GI bleeding less frequent with ticagrelor, prasugrel vs clopidogrel

Jairia Dela Cruz
03 Aug 2020
GI bleeding less frequent with ticagrelor, prasugrel vs clopidogrel

In the first year following percutaneous coronary intervention (PCI) for acute coronary syndrome (ACS), ticagrelor and prasugrel cuts the risk of gastrointestinal (GI) bleeding by more than 30 percent compared with clopidogrel, as shown in a large real-world study.

“Our finding of a reduction in GI bleeding adverse events associated with ticagrelor prescription is novel … [and helps to] clarify the risk reduction associated with the [drug] that has previously been difficult to ascertain in a real-world population,” according to the investigators.

Reports from randomized clinical trials of P2Y12 inhibitors (eg, PLATO, TRITON-TIMI 38, ISAR-REACT) showed variable GI bleeding risks in the post-ACS population, whereas prior real-world studies examined the overall risk of bleeding and failed to establish the risk in the GI tract. [Int J Cardiol 2013;168:1739-1744; N Engl J Med 2007;357:2001-2015; Aliment Pharmacol Ther 2019;49:7-19; N Engl J Med 2019;381:1524-1534; Clin Gastroenterol Hepatol 2020;18:337-346.e19; Eur Heart J Acute Cardiovasc Care 2016;5:13-22]

The current analysis included 37,019 real-world ACS patients (70 percent male) who underwent PCI, of whom 25,715 used clopidogrel (69.5 percent), 5,985 used prasugrel (16.1 percent), and 5,319 used ticagrelor (14.4 percent). The mean age of the population was 63 years, and roughly 20 percent of patients were 75 years old. Cardiac comorbidity was prevalent, with the majority of patients having a CHA2DS2VASC score of 2.

Pharmacological risk modifiers (including concomitant anticoagulant and aspirin prescription), nonsteroidal anti-inflammatory drug (NSAID) use, and history of GI bleeding were well-balanced among the three exposure groups.

GI bleeding events occurred less frequently with prasugrel than with clopidogrel (4.1 percent vs 5.1 percent), with the difference corresponding to a 21-percent risk reduction in the overall population (hazard ratio [HR], 0.79, 95 percent confidence interval [CI], 0.64–0.97). In patient subgroups defined by ACS type, prasugrel reduced the risk by 36 percent among ST-elevated myocardial infarction (STEMI) patients (HR, 0.64, 95 percent CI, 0.49–0.85) but conferred no significant protection among those with non-ST elevated ACS (NSTE-ACS). [Aliment Pharmacol Ther 2020;doi:10.1111/apt.15790]

Likewise, ticagrelor users had fewer GI bleeding events compared with clopidogrel users, with the difference indicating a >30-percent risk reduction in the overall population (HR, 0.66, 95 percent CI, 0.54–0.81) and in subgroups of STEMI (HR, 0.63, 95 percent CI, 0.42–0.93) and NSTE-ACS patients (HR, 0.66, 95 percent CI, 0.52–0.83). For every 62 patients overall given clopidogrel, as opposed to ticagrelor, one developed GI bleeding.

There was no marked difference in GI bleeding events seen between ticagrelor and prasugrel in the overall population and in the two ACS subgroups.

On all three P2Y12 inhibitors, upper was more common than lower GI bleeding (p<0.0001). The number of related transfusions was lowest with ticagrelor (18 events per 43.8 person years), corresponding to a 41-percent reduction in overall transfusion burden when compared with clopidogrel (HR, 0.59, 95 percent CI, 0.35–1.00); there was no significant difference between prasugrel and clopidogrel. Patients in all three exposure groups had similar hospital stay duration (clopidogrel, 6.5 days; prasugrel, 5.2 days; ticagrelor, 6.5 days; p=0.46).

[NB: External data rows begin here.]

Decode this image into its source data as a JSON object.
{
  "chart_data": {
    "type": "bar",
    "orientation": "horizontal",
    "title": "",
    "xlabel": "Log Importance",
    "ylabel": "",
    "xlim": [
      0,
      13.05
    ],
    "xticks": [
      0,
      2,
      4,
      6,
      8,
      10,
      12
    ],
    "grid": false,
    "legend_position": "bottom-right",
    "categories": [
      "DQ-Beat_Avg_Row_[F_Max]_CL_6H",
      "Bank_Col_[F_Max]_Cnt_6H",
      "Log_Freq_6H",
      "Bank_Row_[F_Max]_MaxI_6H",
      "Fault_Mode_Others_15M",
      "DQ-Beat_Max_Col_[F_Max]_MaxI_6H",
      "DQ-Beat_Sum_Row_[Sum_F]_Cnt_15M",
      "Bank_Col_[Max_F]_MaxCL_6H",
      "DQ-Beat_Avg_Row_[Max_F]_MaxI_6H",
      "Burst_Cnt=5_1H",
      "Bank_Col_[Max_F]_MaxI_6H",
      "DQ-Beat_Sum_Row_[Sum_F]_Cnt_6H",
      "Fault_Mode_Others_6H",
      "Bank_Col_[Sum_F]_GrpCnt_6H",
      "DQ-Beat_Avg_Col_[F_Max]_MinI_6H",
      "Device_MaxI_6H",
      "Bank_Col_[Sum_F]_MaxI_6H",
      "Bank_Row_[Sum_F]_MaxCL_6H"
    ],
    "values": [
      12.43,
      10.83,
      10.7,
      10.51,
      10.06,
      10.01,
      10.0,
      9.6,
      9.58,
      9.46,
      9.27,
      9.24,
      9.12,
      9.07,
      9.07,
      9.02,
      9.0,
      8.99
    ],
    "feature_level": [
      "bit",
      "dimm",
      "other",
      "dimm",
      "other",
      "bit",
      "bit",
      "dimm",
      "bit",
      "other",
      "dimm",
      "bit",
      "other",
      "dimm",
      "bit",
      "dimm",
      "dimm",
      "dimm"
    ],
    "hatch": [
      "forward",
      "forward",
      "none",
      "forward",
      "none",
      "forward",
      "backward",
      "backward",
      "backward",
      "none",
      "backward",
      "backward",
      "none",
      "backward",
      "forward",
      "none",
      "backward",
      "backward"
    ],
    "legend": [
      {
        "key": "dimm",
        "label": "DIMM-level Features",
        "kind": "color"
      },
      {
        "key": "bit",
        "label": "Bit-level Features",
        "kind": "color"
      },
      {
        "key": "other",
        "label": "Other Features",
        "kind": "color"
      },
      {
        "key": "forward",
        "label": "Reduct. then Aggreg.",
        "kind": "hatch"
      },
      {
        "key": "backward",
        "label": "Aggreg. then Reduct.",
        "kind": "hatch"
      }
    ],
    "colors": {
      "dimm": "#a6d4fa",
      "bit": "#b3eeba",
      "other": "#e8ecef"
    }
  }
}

“Taken together our results are compelling because, despite significant reductions in major adverse cardiac events in ACS patients undergoing PCI, many clinicians remain reticent to use ticagrelor due to concerns for increased risk of bleeding,” the investigators said, adding that limiting the use of the drug due to such concerns may be unnecessary.

“Our ability to ascertain outcomes in a large, geographically diverse, national cohort of patients of different backgrounds [ie, patients of all ages and with concomitant prescription of NSAIDs, aspirin, or anticoagulants] provides clinically relevant data for physicians as they choose between the three P2Y12 inhibitors following coronary reperfusion therapy,” they said.